Fanny's reverie fell away as the hilarity in the room grew louder.

“Dae ye speak Scots?” Louis was shouting. He was leaning forward in his chair, his lank hair falling over one eye.

Her tablemates brayed the phrase back to him.

“Juist a wee,” he replied.

“Joost a way!” they sang back.

“Awa', an' bile yer heids!” he said.

The diners stared at one another, confused.

“What did he say?” Belle asked.

“Go boil your heads,” Henley said matter-of-factly.

More laughter followed, but within the noise, Fanny heard little choking sounds coming from her left. She turned to see Louis holding his chest and gasping for breath.

She had seen real choking once when her father had saved a man by lifting him up and squeezing him; a chunk of meat had popped like a cork from the man's mouth and shot across the room. She stood up, prepared to pound or squeeze Louis, just as he slid from his chair onto the floor. Tears were running from his eyes.

“What is it?” Fanny shouted to Bob above the din.


Madderam
, madam,” he said. “Bend back his hand.”

She didn't know the word, but bending his hand wouldn't help. She dropped to her knees, wrapped her arms around his chest, and squeezed. When she glanced at Louis's scarlet face, she realized he was laughing hysterically, like a man possessed.

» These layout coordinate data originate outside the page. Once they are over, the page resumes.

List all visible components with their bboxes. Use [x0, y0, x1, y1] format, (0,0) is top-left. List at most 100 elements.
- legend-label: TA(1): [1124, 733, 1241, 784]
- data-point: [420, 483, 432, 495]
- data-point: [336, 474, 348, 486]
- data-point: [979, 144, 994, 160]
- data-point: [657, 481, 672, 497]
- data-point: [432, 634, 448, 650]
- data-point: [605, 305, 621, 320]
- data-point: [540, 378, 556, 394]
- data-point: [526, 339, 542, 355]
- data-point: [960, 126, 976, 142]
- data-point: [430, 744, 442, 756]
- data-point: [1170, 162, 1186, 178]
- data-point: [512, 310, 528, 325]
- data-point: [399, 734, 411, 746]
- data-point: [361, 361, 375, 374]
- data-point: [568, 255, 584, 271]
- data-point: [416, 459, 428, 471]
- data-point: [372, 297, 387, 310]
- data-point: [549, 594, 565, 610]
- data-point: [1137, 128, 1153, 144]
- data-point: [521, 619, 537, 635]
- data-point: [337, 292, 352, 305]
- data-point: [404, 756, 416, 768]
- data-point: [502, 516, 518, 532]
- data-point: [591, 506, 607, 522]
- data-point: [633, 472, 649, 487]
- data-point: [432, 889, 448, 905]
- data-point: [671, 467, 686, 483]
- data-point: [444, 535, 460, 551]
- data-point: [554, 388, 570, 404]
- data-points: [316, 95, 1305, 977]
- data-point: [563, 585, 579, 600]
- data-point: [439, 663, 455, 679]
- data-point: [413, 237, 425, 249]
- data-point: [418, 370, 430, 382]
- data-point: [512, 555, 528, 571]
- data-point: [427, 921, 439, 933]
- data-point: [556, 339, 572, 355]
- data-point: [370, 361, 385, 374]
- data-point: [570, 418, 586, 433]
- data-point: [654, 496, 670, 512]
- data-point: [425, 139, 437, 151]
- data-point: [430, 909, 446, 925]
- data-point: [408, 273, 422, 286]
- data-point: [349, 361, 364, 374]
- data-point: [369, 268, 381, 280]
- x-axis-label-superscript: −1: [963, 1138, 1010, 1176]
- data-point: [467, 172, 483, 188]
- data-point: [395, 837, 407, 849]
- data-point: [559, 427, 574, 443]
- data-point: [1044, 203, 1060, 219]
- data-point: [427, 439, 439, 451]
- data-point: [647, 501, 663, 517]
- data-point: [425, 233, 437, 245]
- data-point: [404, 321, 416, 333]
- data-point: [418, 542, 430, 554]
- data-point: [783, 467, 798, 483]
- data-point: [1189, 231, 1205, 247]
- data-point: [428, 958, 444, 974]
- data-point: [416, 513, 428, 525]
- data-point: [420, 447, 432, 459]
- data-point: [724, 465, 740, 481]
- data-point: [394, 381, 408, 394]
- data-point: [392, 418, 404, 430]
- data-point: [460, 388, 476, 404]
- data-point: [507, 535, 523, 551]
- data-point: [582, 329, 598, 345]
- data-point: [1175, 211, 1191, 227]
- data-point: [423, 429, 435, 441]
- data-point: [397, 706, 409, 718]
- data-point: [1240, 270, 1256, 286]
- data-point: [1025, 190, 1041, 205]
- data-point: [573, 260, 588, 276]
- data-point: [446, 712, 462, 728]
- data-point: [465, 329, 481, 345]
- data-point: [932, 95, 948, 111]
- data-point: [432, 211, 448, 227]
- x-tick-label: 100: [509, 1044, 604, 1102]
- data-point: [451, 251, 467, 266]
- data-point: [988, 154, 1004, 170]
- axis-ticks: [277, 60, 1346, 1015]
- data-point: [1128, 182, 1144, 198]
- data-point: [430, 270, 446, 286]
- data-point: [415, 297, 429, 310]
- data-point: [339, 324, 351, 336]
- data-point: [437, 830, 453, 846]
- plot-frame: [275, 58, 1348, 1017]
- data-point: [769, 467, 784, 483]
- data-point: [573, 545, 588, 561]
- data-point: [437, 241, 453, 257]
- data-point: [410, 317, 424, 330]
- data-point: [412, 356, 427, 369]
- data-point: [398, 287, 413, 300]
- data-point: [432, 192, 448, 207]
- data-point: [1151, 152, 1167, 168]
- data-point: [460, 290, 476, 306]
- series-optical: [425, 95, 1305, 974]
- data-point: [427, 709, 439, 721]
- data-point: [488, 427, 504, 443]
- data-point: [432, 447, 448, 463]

“Bend back his hand!” Bob shouted again.

Fanny felt disoriented. She looked, confused, from one cousin to the other.

“Never mind,” Bob said. “I'll do it.” He took Louis's hand and bent the slender fingers back so hard, Fanny thought they would snap off. When Louis's laughter coughed and sputtered to a stop, he climbed back on his chair and began chatting as if nothing had happened.